Weimar. Nach nur drei Jahren verabschiedet sich Generalmusikdirektor Kirill Karabits mit einem großen Mozart-Marathon aus Weimar.

Ziemlich entspannt wirkt Kirill Karabits an diesem probenfreien Vormittag in seinem zeitweiligen Domizil, dem Russischen Hof zu Weimar. Der ukrainische Generalmusikdirektor des Deutschen Nationaltheaters und Chef der Staatskapelle verabschiedet sich nach nur drei Jahren aus seinem Amt in der Klassiker-Stadt: mit einem großen Mozart-Marathon, der am heutigen Donnerstag mit der „Hochzeit des Figaro“ beginnt und nach „Don Giovanni“ und „Così fan tutte“ im Konzert am Sonntag und Montag mit den letzten drei Sinfonien endet. Gedanklich hat der agile Maestro aus Kiew mit Weimar noch nicht abgeschlossen, mit der künstlerischen Bilanz seiner kurzen Ägide ist er indes zufrieden.

Soeben ist er aus Valencia in thüringischen Gefilden gelandet und zeigt auf dem Smartphone die Fotos der postmodernen Kulturtempel in der spanischen Metropole. Nach wie vor zählt Karabits zu den heiß begehrten Gastdirigenten im internationalen Musik-Business. „Der geht ab wie eine Rakete“, heißt es aus Insiderkreisen. Um seine Zukunft muss man sich nicht sorgen, zumal ihn eine der großen, global tätigen Londoner Konzertagenturen vertritt.

Kirill Karabits, scheidender Generalmusikdirektor des Deutschen Nationaltheaters Weimar und Chef der Staatskapelle Foto: Marco Kneise
Kirill Karabits, scheidender Generalmusikdirektor des Deutschen Nationaltheaters Weimar und Chef der Staatskapelle Foto: Marco Kneise © zgt

So bricht der sympathische Künstler nun sogar auf, den fünften Kontinent musikalisch zu erobern, ist im Juli gemeinsam mit Lang Lang in Melbourne zu Gast und fährt nächstes Frühjahr nach Sydney. Seine neue Spielzeit beginnt im September bei den Bamberger Symphonikern und, an alter Wirkungsstätte, in Straßburg; im Oktober dirigiert Karabits vier Konzerte in Chicago, einem der ruhmreichen Big-Five-Orchestra in den Vereinigten Staaten. Weiter hat er Dallas, Minnesota, Seoul und London im Kalender und ist mit dem Russischen National-Orchester in Deutschland unterwegs. Nach einer neuen Chefstelle hält er nicht vordringlich Ausschau.

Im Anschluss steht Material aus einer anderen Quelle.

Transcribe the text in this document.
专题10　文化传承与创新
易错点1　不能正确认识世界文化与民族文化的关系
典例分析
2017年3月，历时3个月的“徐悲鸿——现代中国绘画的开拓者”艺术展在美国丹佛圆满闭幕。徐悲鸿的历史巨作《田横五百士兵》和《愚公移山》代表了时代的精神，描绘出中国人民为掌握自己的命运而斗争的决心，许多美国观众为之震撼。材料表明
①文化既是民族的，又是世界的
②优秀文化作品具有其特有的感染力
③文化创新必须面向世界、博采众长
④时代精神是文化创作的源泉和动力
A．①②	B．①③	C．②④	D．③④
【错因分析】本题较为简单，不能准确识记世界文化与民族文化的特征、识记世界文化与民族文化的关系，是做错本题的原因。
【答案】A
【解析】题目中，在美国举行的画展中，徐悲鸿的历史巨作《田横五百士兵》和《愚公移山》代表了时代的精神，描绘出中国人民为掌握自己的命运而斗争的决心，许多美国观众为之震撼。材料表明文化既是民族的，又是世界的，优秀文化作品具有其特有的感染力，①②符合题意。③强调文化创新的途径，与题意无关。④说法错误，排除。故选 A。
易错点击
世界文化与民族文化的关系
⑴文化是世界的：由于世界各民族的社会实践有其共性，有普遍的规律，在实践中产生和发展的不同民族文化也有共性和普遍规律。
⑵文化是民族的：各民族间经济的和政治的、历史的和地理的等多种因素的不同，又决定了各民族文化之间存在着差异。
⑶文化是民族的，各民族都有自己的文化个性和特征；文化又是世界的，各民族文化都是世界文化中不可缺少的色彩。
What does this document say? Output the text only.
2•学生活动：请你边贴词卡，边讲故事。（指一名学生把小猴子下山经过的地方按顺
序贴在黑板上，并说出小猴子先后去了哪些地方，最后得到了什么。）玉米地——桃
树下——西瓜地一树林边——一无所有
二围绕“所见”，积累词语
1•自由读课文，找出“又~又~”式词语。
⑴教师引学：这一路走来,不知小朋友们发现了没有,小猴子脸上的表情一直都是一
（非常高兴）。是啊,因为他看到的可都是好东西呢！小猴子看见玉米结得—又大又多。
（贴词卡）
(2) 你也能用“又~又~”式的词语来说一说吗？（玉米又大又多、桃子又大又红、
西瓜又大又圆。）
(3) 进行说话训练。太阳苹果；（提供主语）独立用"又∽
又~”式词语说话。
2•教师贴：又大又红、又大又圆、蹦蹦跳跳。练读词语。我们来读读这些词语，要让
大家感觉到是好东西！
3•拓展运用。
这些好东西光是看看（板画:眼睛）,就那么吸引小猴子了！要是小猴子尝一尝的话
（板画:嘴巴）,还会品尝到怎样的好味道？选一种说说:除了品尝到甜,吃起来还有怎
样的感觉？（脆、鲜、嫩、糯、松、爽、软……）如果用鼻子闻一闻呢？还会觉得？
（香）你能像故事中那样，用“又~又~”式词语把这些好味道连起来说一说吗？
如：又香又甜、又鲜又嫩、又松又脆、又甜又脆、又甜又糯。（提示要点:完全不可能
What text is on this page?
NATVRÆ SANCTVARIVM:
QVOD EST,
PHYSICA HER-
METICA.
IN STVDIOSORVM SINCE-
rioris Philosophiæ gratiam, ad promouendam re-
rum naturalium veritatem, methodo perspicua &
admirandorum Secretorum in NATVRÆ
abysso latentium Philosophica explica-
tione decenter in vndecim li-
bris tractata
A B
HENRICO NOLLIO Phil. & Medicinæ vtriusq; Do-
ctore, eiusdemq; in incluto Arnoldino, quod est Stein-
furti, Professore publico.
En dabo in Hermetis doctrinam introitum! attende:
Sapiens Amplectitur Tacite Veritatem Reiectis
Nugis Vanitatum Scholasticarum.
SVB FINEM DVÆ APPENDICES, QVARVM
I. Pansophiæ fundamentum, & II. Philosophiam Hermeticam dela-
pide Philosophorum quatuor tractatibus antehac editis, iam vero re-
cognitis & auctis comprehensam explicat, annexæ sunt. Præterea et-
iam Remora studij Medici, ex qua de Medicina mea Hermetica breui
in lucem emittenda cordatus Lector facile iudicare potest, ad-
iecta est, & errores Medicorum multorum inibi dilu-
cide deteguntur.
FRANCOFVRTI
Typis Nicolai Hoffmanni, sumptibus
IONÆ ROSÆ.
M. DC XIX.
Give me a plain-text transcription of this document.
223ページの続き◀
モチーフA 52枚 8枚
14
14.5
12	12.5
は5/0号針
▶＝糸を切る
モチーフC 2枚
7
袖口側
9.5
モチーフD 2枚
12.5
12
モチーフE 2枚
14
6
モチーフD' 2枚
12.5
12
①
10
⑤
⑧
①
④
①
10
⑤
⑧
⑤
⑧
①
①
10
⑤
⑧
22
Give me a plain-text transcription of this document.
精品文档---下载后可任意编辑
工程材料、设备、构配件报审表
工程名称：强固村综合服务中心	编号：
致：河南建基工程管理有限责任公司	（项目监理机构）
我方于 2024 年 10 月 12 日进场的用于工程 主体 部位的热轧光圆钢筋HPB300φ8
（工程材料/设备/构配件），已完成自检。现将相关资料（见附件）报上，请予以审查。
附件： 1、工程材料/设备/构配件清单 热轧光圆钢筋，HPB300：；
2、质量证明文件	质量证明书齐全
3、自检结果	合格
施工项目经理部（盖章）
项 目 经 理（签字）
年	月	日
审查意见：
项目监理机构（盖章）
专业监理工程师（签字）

„Mich interessiert eine Entwicklung, ein Weg. Nicht eine Position“, beschreibt er lapidar seine Haltung. So wie in Bournemouth. Bei den Sinfonikern der südenglischen Hafenstadt lenkt er seit 2008 die Geschicke und wurde inzwischen zum Chief Conductor auf Lebenszeit gewählt. Die damit verbundene neunwöchige Präsenzpflicht nimmt er sehr ernst, trifft die strategischen Entscheidungen und übernimmt die wichtigsten Projekte am liebsten selbst. Diesen Sommer ist er mit „seinem“ BSO zum zweiten Mal zu den BBC Proms in der Royal Albert Hall eingeladen – ein Adelsschlag für jeden Klangkörper auf der Insel.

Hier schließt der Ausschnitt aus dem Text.